Platform beds with crisp white sheets and taupe coverlets; 32-inch flat-screen TVs; bright colors on the walls and mod furnishings that maximize space. No, it's not the latest boutique hotel. It's the new look of Motel 6.
That's right. Over the past year or so, motel chains like Super 8 and Red Roof Inn have been getting a makeover. Not unlike the bedding wars initiated by Starwood Hotels & Resorts in the late '90s, motels have been upgrading their interiors, doing away with those dreadful floral bedspreads and, in many cases, adding amenities that rival those of more upscale properties.
Red Roof Inn, based in Columbus, Ohio, is adding spa-inspired walk-in showers with rain-flow shower heads and pillow-top mattress pads as part of what it's calling a Next Generation redesign. Wyndham Hotel Group's Super 8 chain, which added curved shower rods, granite countertops and hair dryers to its previously bare-bones bathrooms a couple of years ago, is taking it up a notch by replacing bedding and adding nicer vanities in the bathrooms.
Holiday Inn is updating everything from its lobbies to its logo (formerly written out in cursive, it has been edited down to a cleaner, modern "H"). It even has created a piped-in signature scent that isn't a byproduct of a highly chlorinated pool. The smell is citrus and white tea, with subtle undercurrents of perilla leaf, woods and herbs.
Redesigns earn high praise
The budget hotel segment was due for a design overhaul as the discrepancy between economy hotels still stuck in the floral bedspread mode and more upscale, fashion-forward newcomers, like NYLO Hotels and Starwood's Aloft brand, grew. And though none of the upgrades are plush by any means, the extent of the renovations and redesigns, which focus on minimalist chic, has been surprising guests and style arbiters alike.
In February, for example, Motel 6, which hired the design firm Priestmangoode of London to facilitate its transformation, took Travel & Leisure magazine's 2010 design award for Best Large Hotel for its "smart, hip, and of the moment" Phoenix design, as the chain calls the new look.
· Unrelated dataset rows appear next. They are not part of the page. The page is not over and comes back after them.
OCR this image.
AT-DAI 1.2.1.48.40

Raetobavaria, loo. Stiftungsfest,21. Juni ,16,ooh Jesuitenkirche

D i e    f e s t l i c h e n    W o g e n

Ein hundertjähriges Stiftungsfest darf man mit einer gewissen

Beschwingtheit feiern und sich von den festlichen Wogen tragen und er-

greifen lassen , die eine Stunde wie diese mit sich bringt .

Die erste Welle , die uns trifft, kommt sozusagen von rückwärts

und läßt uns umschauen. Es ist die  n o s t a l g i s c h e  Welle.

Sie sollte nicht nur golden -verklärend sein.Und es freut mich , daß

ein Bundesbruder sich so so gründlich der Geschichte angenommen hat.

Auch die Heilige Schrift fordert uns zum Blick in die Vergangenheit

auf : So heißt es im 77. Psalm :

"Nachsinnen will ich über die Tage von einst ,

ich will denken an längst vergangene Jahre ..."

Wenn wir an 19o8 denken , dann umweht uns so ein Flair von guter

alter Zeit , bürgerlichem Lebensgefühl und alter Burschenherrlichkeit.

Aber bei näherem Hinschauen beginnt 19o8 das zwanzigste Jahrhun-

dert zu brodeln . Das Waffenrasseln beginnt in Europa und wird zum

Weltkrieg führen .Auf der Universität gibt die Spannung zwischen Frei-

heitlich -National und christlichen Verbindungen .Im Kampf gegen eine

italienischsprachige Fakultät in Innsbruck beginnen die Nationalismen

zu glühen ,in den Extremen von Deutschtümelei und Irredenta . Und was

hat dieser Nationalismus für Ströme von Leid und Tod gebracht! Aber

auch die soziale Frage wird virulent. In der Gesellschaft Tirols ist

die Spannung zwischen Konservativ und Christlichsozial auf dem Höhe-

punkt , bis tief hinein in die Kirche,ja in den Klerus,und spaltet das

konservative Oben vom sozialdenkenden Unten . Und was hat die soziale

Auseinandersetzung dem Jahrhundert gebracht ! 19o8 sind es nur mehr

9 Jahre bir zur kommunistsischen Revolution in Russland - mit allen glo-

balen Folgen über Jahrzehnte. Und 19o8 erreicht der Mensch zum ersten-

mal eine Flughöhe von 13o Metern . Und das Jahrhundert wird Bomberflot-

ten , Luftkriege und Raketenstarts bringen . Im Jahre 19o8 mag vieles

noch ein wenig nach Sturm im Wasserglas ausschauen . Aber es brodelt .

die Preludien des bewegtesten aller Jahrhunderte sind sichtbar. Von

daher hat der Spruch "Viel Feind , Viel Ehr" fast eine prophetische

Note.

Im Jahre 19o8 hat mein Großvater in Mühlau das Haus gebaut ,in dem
Holiday Inn and Holiday Inn Express, owned by InterContinental Hotels Group, is investing $1 billion across more than 3,200 hotels to refresh the brands and is the farthest along in its overhaul. About 2,000 hotels have been renovated since October 2007 when the company first announced the initiative, decluttering reception desks of the usual solicitations, adding powerful shower heads, curved shower rods and upgraded bedding. Motel 6, operated by Accor Worldwide, which unveiled its Phoenix design last May, has revamped more than 50 of its 1,000 North American locations. Red Roof Inn, which has 350 locations nationwide and 50 hotels in the pipeline, plans to build 17 or so based on the Next Generation prototype.